The goal worth designing for isn’t the absence of friction. It’s the presence of judgment. The system should be efficient, where efficiency is what the customer wants, and human, where humanity is what the customer needs, and the company should be able to tell the difference.

That’s harder to build than a faster chatbot. It requires honest internal conversations about which moments in the customer journey carry emotional weight, and which don’t. It requires a willingness to staff the high-stakes moments more generously than the cost dashboard would prefer. It requires leadership that can hold the line when the savings argument shows up, because the savings argument will always show up, and it’ll always be persuasive on its own terms.

But the companies that do this are building something that compounds. Every time a customer reaches the human moment and feels recognized inside it, the brand earns a piece of trust that no marketing budget can buy. Every time a competitor automates that same moment away, the gap widens.

At ThoughtLab, this is the frame we keep returning to with leaders rethinking their customer experience: the question isn’t how much of the journey can be automated, but which moments of it deserve to remain human. The answer is rarely obvious from the org chart, and almost never visible from the savings dashboard. It surfaces in the gap between what the company is optimizing for and what the customer is actually experiencing.

a Chinese Food Take Out Box

The Takeaway

AI and automation are reshaping customer experience at a speed most organizations are still catching up to. But efficiency on its own doesn’t create loyalty, and it’s never created trust. The companies that confuse the two are going to spend the next several years discovering the difference the hard way, one public incident and one quiet churn cohort at a time.

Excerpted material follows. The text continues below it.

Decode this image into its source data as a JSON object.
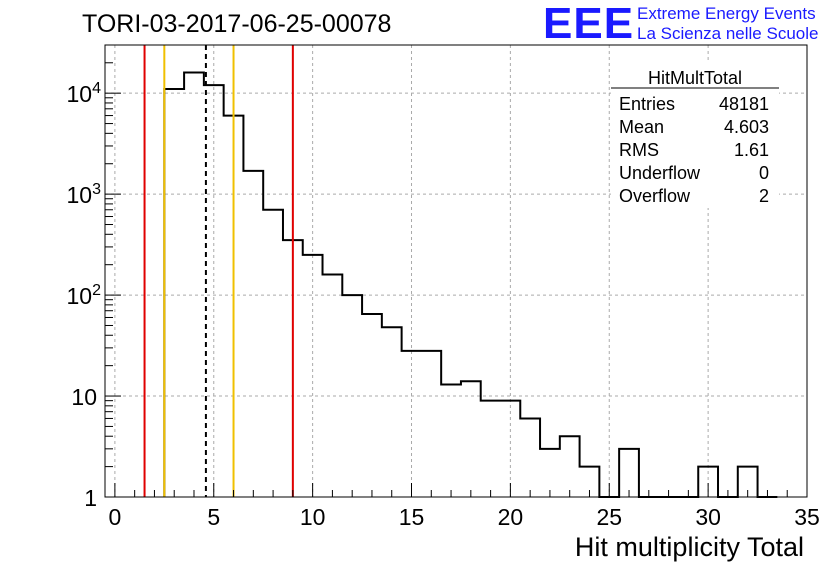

The organizations that’ll lead in the next era of customer experience won’t be the ones that automated the most processes. They’ll be the ones that understood where human interaction still matters, where empathy can’t be outsourced, and where trust is built through responsiveness, accountability, and the willingness to be present in a moment that asks for presence.

In the age of AI, the most valuable experiences won’t be the ones that feel the fastest. They’ll be the ones that still feel like someone, somewhere, was actually paying attention.

That’s the experience worth building toward. Not frictionless. Faceful.